Transactions would be generated and grow indefinetly over time, and I would need to be able to query a weeks worth of transactions at a time.

Current Query:

SELECT * 
FROM Transactions 
WHERE "account_id" = 'test_account' and "timestamp" BETWEEN `2020-07-05T00:00Z` AND `2020-07-12T00:00Z`

I know it is possible to stream the data to a database more suited for this query, such as dynamodb, but I would like to know if my performance concerns performing the above query is valid, and if it is, what is the recommended indexes and query to ensure this scales and does not result in a scan across all transactions for the given account_id?

2

There are 2 best solutions below

0
On

QLDB has a history() function that works like a charm to generate statements, since you can pass one or two dates as arguments for start and/or end dates.

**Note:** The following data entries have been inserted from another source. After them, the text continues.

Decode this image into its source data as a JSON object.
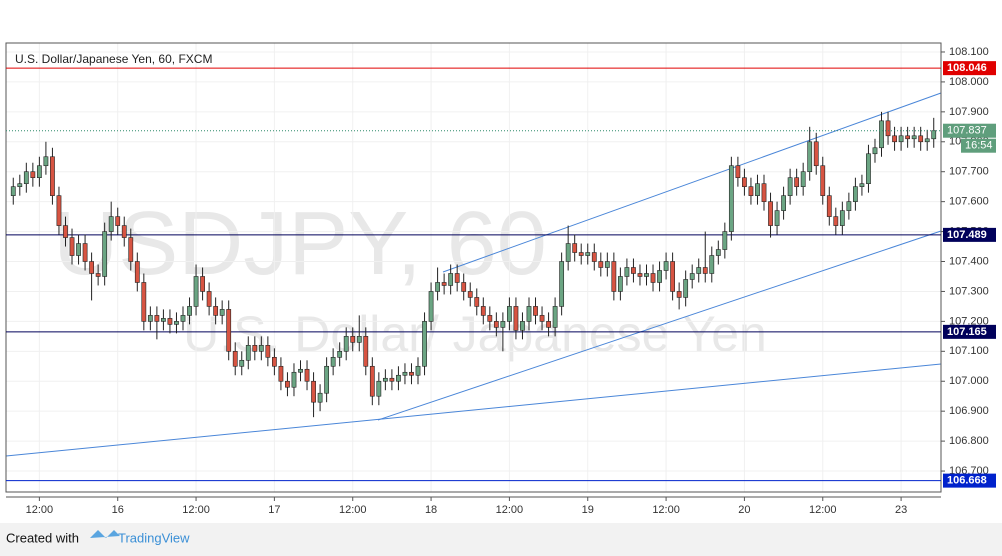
{
  "chart_data": {
    "type": "candlestick",
    "title": "U.S. Dollar/Japanese Yen, 60, FXCM",
    "watermark": "USDJPY, 60",
    "watermark_subtitle": "U.S. Dollar/ Japanese Yen",
    "footer": "Created with",
    "brand": "TradingView",
    "countdown": "16:54",
    "up_color": "#6ba583",
    "down_color": "#d75442",
    "categories": [
      null,
      null,
      null,
      null,
      "12:00",
      null,
      null,
      null,
      null,
      null,
      null,
      null,
      null,
      null,
      null,
      null,
      "16",
      null,
      null,
      null,
      null,
      null,
      null,
      null,
      null,
      null,
      null,
      null,
      "12:00",
      null,
      null,
      null,
      null,
      null,
      null,
      null,
      null,
      null,
      null,
      null,
      "17",
      null,
      null,
      null,
      null,
      null,
      null,
      null,
      null,
      null,
      null,
      null,
      "12:00",
      null,
      null,
      null,
      null,
      null,
      null,
      null,
      null,
      null,
      null,
      null,
      "18",
      null,
      null,
      null,
      null,
      null,
      null,
      null,
      null,
      null,
      null,
      null,
      "12:00",
      null,
      null,
      null,
      null,
      null,
      null,
      null,
      null,
      null,
      null,
      null,
      "19",
      null,
      null,
      null,
      null,
      null,
      null,
      null,
      null,
      null,
      null,
      null,
      "12:00",
      null,
      null,
      null,
      null,
      null,
      null,
      null,
      null,
      null,
      null,
      null,
      "20",
      null,
      null,
      null,
      null,
      null,
      null,
      null,
      null,
      null,
      null,
      null,
      "12:00",
      null,
      null,
      null,
      null,
      null,
      null,
      null,
      null,
      null,
      null,
      null,
      "23",
      null,
      null,
      null,
      null,
      null
    ],
    "open": [
      107.62,
      107.65,
      107.66,
      107.7,
      107.68,
      107.72,
      107.75,
      107.62,
      107.52,
      107.48,
      107.42,
      107.46,
      107.4,
      107.36,
      107.35,
      107.5,
      107.55,
      107.52,
      107.48,
      107.4,
      107.33,
      107.2,
      107.22,
      107.2,
      107.21,
      107.19,
      107.2,
      107.22,
      107.25,
      107.35,
      107.3,
      107.25,
      107.22,
      107.24,
      107.1,
      107.05,
      107.07,
      107.12,
      107.1,
      107.12,
      107.08,
      107.05,
      107.0,
      106.98,
      107.03,
      107.04,
      107.0,
      106.93,
      106.96,
      107.05,
      107.08,
      107.1,
      107.15,
      107.13,
      107.15,
      107.05,
      106.95,
      107.0,
      107.01,
      107.0,
      107.02,
      107.03,
      107.02,
      107.05,
      107.2,
      107.3,
      107.33,
      107.32,
      107.36,
      107.33,
      107.3,
      107.28,
      107.25,
      107.22,
      107.2,
      107.18,
      107.2,
      107.25,
      107.17,
      107.2,
      107.25,
      107.22,
      107.2,
      107.18,
      107.25,
      107.4,
      107.46,
      107.43,
      107.42,
      107.43,
      107.4,
      107.38,
      107.4,
      107.3,
      107.35,
      107.38,
      107.36,
      107.35,
      107.36,
      107.33,
      107.37,
      107.4,
      107.3,
      107.28,
      107.34,
      107.36,
      107.38,
      107.36,
      107.42,
      107.44,
      107.5,
      107.72,
      107.68,
      107.65,
      107.62,
      107.66,
      107.6,
      107.52,
      107.57,
      107.62,
      107.68,
      107.65,
      107.7,
      107.8,
      107.72,
      107.62,
      107.55,
      107.52,
      107.57,
      107.6,
      107.65,
      107.66,
      107.76,
      107.78,
      107.87,
      107.82,
      107.8,
      107.82,
      107.81,
      107.82,
      107.8,
      107.81
    ],
    "high": [
      107.68,
      107.69,
      107.73,
      107.73,
      107.75,
      107.8,
      107.78,
      107.65,
      107.55,
      107.51,
      107.49,
      107.49,
      107.43,
      107.39,
      107.53,
      107.6,
      107.58,
      107.55,
      107.51,
      107.43,
      107.36,
      107.25,
      107.25,
      107.24,
      107.24,
      107.23,
      107.25,
      107.28,
      107.39,
      107.38,
      107.33,
      107.28,
      107.27,
      107.27,
      107.13,
      107.1,
      107.15,
      107.15,
      107.15,
      107.15,
      107.11,
      107.08,
      107.03,
      107.06,
      107.07,
      107.07,
      107.03,
      106.99,
      107.08,
      107.11,
      107.13,
      107.18,
      107.18,
      107.22,
      107.18,
      107.08,
      107.03,
      107.04,
      107.04,
      107.05,
      107.06,
      107.06,
      107.08,
      107.23,
      107.33,
      107.38,
      107.36,
      107.39,
      107.39,
      107.36,
      107.33,
      107.31,
      107.28,
      107.25,
      107.23,
      107.23,
      107.28,
      107.28,
      107.23,
      107.28,
      107.28,
      107.25,
      107.23,
      107.28,
      107.43,
      107.52,
      107.49,
      107.46,
      107.46,
      107.46,
      107.43,
      107.43,
      107.43,
      107.38,
      107.41,
      107.41,
      107.39,
      107.39,
      107.39,
      107.4,
      107.43,
      107.43,
      107.33,
      107.37,
      107.39,
      107.41,
      107.5,
      107.45,
      107.47,
      107.53,
      107.75,
      107.75,
      107.71,
      107.68,
      107.69,
      107.69,
      107.63,
      107.6,
      107.65,
      107.71,
      107.71,
      107.73,
      107.85,
      107.83,
      107.75,
      107.65,
      107.58,
      107.6,
      107.63,
      107.68,
      107.69,
      107.79,
      107.81,
      107.9,
      107.9,
      107.85,
      107.85,
      107.85,
      107.85,
      107.85,
      107.84,
      107.88
    ],
    "low": [
      107.59,
      107.62,
      107.63,
      107.65,
      107.65,
      107.69,
      107.59,
      107.49,
      107.45,
      107.39,
      107.39,
      107.37,
      107.27,
      107.32,
      107.32,
      107.47,
      107.49,
      107.45,
      107.37,
      107.3,
      107.17,
      107.17,
      107.14,
      107.17,
      107.16,
      107.16,
      107.17,
      107.19,
      107.22,
      107.27,
      107.22,
      107.19,
      107.19,
      107.07,
      107.02,
      107.02,
      107.04,
      107.07,
      107.07,
      107.05,
      107.02,
      106.97,
      106.95,
      106.95,
      107.0,
      106.97,
      106.88,
      106.9,
      106.93,
      107.02,
      107.05,
      107.07,
      107.1,
      107.1,
      107.02,
      106.92,
      106.92,
      106.97,
      106.97,
      106.97,
      106.99,
      106.99,
      106.99,
      107.02,
      107.17,
      107.27,
      107.29,
      107.29,
      107.3,
      107.27,
      107.25,
      107.22,
      107.19,
      107.17,
      107.15,
      107.1,
      107.17,
      107.14,
      107.14,
      107.17,
      107.19,
      107.17,
      107.15,
      107.15,
      107.22,
      107.37,
      107.4,
      107.39,
      107.39,
      107.37,
      107.35,
      107.35,
      107.27,
      107.27,
      107.32,
      107.33,
      107.32,
      107.32,
      107.3,
      107.3,
      107.34,
      107.27,
      107.24,
      107.25,
      107.31,
      107.33,
      107.33,
      107.33,
      107.39,
      107.41,
      107.47,
      107.65,
      107.62,
      107.59,
      107.59,
      107.57,
      107.48,
      107.49,
      107.54,
      107.59,
      107.62,
      107.62,
      107.67,
      107.69,
      107.59,
      107.52,
      107.49,
      107.49,
      107.54,
      107.57,
      107.62,
      107.63,
      107.73,
      107.75,
      107.79,
      107.77,
      107.77,
      107.78,
      107.78,
      107.77,
      107.77,
      107.78
    ],
    "close": [
      107.65,
      107.66,
      107.7,
      107.68,
      107.72,
      107.75,
      107.62,
      107.52,
      107.48,
      107.42,
      107.46,
      107.4,
      107.36,
      107.35,
      107.5,
      107.55,
      107.52,
      107.48,
      107.4,
      107.33,
      107.2,
      107.22,
      107.2,
      107.21,
      107.19,
      107.2,
      107.22,
      107.25,
      107.35,
      107.3,
      107.25,
      107.22,
      107.24,
      107.1,
      107.05,
      107.07,
      107.12,
      107.1,
      107.12,
      107.08,
      107.05,
      107.0,
      106.98,
      107.03,
      107.04,
      107.0,
      106.93,
      106.96,
      107.05,
      107.08,
      107.1,
      107.15,
      107.13,
      107.15,
      107.05,
      106.95,
      107.0,
      107.01,
      107.0,
      107.02,
      107.03,
      107.02,
      107.05,
      107.2,
      107.3,
      107.33,
      107.32,
      107.36,
      107.33,
      107.3,
      107.28,
      107.25,
      107.22,
      107.2,
      107.18,
      107.2,
      107.25,
      107.17,
      107.2,
      107.25,
      107.22,
      107.2,
      107.18,
      107.25,
      107.4,
      107.46,
      107.43,
      107.42,
      107.43,
      107.4,
      107.38,
      107.4,
      107.3,
      107.35,
      107.38,
      107.36,
      107.35,
      107.36,
      107.33,
      107.37,
      107.4,
      107.3,
      107.28,
      107.34,
      107.36,
      107.38,
      107.36,
      107.42,
      107.44,
      107.5,
      107.72,
      107.68,
      107.65,
      107.62,
      107.66,
      107.6,
      107.52,
      107.57,
      107.62,
      107.68,
      107.65,
      107.7,
      107.8,
      107.72,
      107.62,
      107.55,
      107.52,
      107.57,
      107.6,
      107.65,
      107.66,
      107.76,
      107.78,
      107.87,
      107.82,
      107.8,
      107.82,
      107.81,
      107.82,
      107.8,
      107.81,
      107.837
    ],
    "levels": [
      108.046,
      107.489,
      107.165,
      106.668
    ],
    "level_colors": [
      "#e00000",
      "#00005a",
      "#00005a",
      "#0022cc"
    ],
    "ylim": [
      106.63,
      108.13
    ],
    "yticks": [
      {
        "value": 106.7,
        "label": "106.700"
      },
      {
        "value": 106.8,
        "label": "106.800"
      },
      {
        "value": 106.9,
        "label": "106.900"
      },
      {
        "value": 107.0,
        "label": "107.000"
      },
      {
        "value": 107.1,
        "label": "107.100"
      },
      {
        "value": 107.2,
        "label": "107.200"
      },
      {
        "value": 107.3,
        "label": "107.300"
      },
      {
        "value": 107.4,
        "label": "107.400"
      },
      {
        "value": 107.5,
        "label": "107.500"
      },
      {
        "value": 107.6,
        "label": "107.600"
      },
      {
        "value": 107.7,
        "label": "107.700"
      },
      {
        "value": 107.8,
        "label": "107.800"
      },
      {
        "value": 107.9,
        "label": "107.900"
      },
      {
        "value": 108.0,
        "label": "108.000"
      },
      {
        "value": 108.1,
        "label": "108.100"
      }
    ]
  }
}
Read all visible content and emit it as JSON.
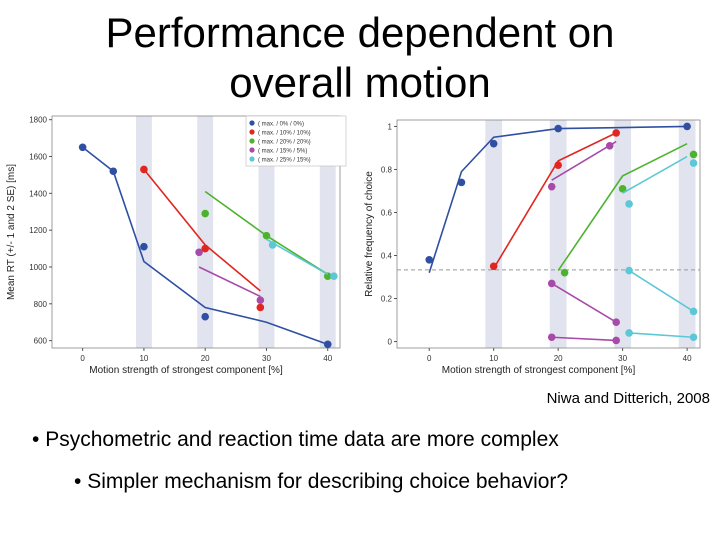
{
  "slide": {
    "title_line1": "Performance dependent on",
    "title_line2": "overall motion",
    "citation": "Niwa and Ditterich, 2008",
    "bullet1": "Psychometric and reaction time data are more complex",
    "bullet2": "Simpler mechanism for describing choice behavior?",
    "bullet_char": "•"
  },
  "colors": {
    "blue": "#2f4fa3",
    "red": "#e0261f",
    "green": "#4cb32e",
    "magenta": "#a84aa8",
    "cyan": "#5cc7d6",
    "band": "#e1e4ee"
  },
  "chart_data": [
    {
      "type": "line",
      "title": "",
      "xlabel": "Motion strength of strongest component [%]",
      "ylabel": "Mean RT (+/- 1 and 2 SE) [ms]",
      "xlim": [
        -5,
        42
      ],
      "ylim": [
        560,
        1820
      ],
      "xticks": [
        0,
        10,
        20,
        30,
        40
      ],
      "yticks": [
        600,
        800,
        1000,
        1200,
        1400,
        1600,
        1800
      ],
      "bands": [
        10,
        20,
        30,
        40
      ],
      "legend": [
        "( max. /  0% /  0%)",
        "( max. / 10% / 10%)",
        "( max. / 20% / 20%)",
        "( max. / 15% /  5%)",
        "( max. / 25% / 15%)"
      ],
      "series": [
        {
          "name": "blue",
          "color_key": "blue",
          "line_x": [
            0,
            5,
            10,
            20,
            30,
            40
          ],
          "line_y": [
            1650,
            1520,
            1030,
            780,
            700,
            580
          ],
          "points_x": [
            0,
            5,
            10,
            20,
            40
          ],
          "points_y": [
            1650,
            1520,
            1110,
            730,
            580
          ]
        },
        {
          "name": "red",
          "color_key": "red",
          "line_x": [
            10,
            20,
            29
          ],
          "line_y": [
            1530,
            1120,
            870
          ],
          "points_x": [
            10,
            20,
            29
          ],
          "points_y": [
            1530,
            1100,
            780
          ]
        },
        {
          "name": "green",
          "color_key": "green",
          "line_x": [
            20,
            30,
            40
          ],
          "line_y": [
            1410,
            1170,
            960
          ],
          "points_x": [
            20,
            30,
            40
          ],
          "points_y": [
            1290,
            1170,
            950
          ]
        },
        {
          "name": "magenta",
          "color_key": "magenta",
          "line_x": [
            19,
            29
          ],
          "line_y": [
            1000,
            840
          ],
          "points_x": [
            19,
            29
          ],
          "points_y": [
            1080,
            820
          ]
        },
        {
          "name": "cyan",
          "color_key": "cyan",
          "line_x": [
            30,
            40
          ],
          "line_y": [
            1150,
            960
          ],
          "points_x": [
            31,
            41
          ],
          "points_y": [
            1120,
            950
          ]
        }
      ]
    },
    {
      "type": "line",
      "title": "",
      "xlabel": "Motion strength of strongest component [%]",
      "ylabel": "Relative frequency of choice",
      "xlim": [
        -5,
        42
      ],
      "ylim": [
        -0.03,
        1.03
      ],
      "xticks": [
        0,
        10,
        20,
        30,
        40
      ],
      "yticks": [
        0,
        0.2,
        0.4,
        0.6,
        0.8,
        1
      ],
      "chance_level": 0.333,
      "bands": [
        10,
        20,
        30,
        40
      ],
      "series": [
        {
          "name": "blue",
          "color_key": "blue",
          "line_x": [
            0,
            5,
            10,
            20,
            30,
            40
          ],
          "line_y": [
            0.32,
            0.79,
            0.95,
            0.99,
            0.995,
            1.0
          ],
          "points_x": [
            0,
            5,
            10,
            20,
            40
          ],
          "points_y": [
            0.38,
            0.74,
            0.92,
            0.99,
            1.0
          ]
        },
        {
          "name": "red-high",
          "color_key": "red",
          "line_x": [
            10,
            20,
            29
          ],
          "line_y": [
            0.34,
            0.84,
            0.97
          ],
          "points_x": [
            10,
            20,
            29
          ],
          "points_y": [
            0.35,
            0.82,
            0.97
          ]
        },
        {
          "name": "green-high",
          "color_key": "green",
          "line_x": [
            20,
            30,
            40
          ],
          "line_y": [
            0.33,
            0.77,
            0.92
          ],
          "points_x": [
            21,
            30,
            41
          ],
          "points_y": [
            0.32,
            0.71,
            0.87
          ]
        },
        {
          "name": "magenta-high",
          "color_key": "magenta",
          "line_x": [
            19,
            29
          ],
          "line_y": [
            0.75,
            0.93
          ],
          "points_x": [
            19,
            28
          ],
          "points_y": [
            0.72,
            0.91
          ]
        },
        {
          "name": "cyan-high",
          "color_key": "cyan",
          "line_x": [
            30,
            40
          ],
          "line_y": [
            0.69,
            0.86
          ],
          "points_x": [
            31,
            41
          ],
          "points_y": [
            0.64,
            0.83
          ]
        },
        {
          "name": "magenta-low",
          "color_key": "magenta",
          "line_x": [
            19,
            29
          ],
          "line_y": [
            0.27,
            0.09
          ],
          "points_x": [
            19,
            29
          ],
          "points_y": [
            0.27,
            0.09
          ]
        },
        {
          "name": "magenta-lowest",
          "color_key": "magenta",
          "line_x": [
            19,
            29
          ],
          "line_y": [
            0.02,
            0.005
          ],
          "points_x": [
            19,
            29
          ],
          "points_y": [
            0.02,
            0.005
          ]
        },
        {
          "name": "cyan-low",
          "color_key": "cyan",
          "line_x": [
            31,
            41
          ],
          "line_y": [
            0.33,
            0.14
          ],
          "points_x": [
            31,
            41
          ],
          "points_y": [
            0.33,
            0.14
          ]
        },
        {
          "name": "cyan-lowest",
          "color_key": "cyan",
          "line_x": [
            31,
            41
          ],
          "line_y": [
            0.04,
            0.02
          ],
          "points_x": [
            31,
            41
          ],
          "points_y": [
            0.04,
            0.02
          ]
        }
      ]
    }
  ]
}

You see, this is where QLDB gets tricky: when you think of it as a relational database.

The caveat here is that you would have to change your transactions to be updates in the account table rather than new inserts in a different table. This is because, by design, QLDB gives you the ledger of any table. Meaning you can later check all versions of that record and filter them as well.

Here's an example of what a history query would look like in an Accounts table:

SELECT ha.data.* from Accounts a by Accounts_id
JOIN history(Accounts, `2022-04-10T00:00:00.000Z`, `2022-04-13T23:59:59.999Z`) ha 
ON ha.metadata.id = Accounts_id
WHERE a.account_id = 1234

This different segment by Accounts_id is what QLDB uses to get the index on your history table and how you can join both tables by an indexed column. In this case, account_id.

3
On

Thanks for your question (well written and researched)!

QLDB, at the time of writing, does not support range indexes. So, the short answer is "you can't."

I'd be interested to know what the intention behind your query is. For example, is getting a list of transactions between two dates something you need to do to form a new transaction or is it something you need for reporting purposes (e.g. displaying a user statement).

Nearly every use-case I've encountered thus far is the latter (reporting), and is much better served by replicating data to something like ElasticSearch or Redshift. Typically this can be done with a couple of lines of code in a Lambda function and the cost is extremely low.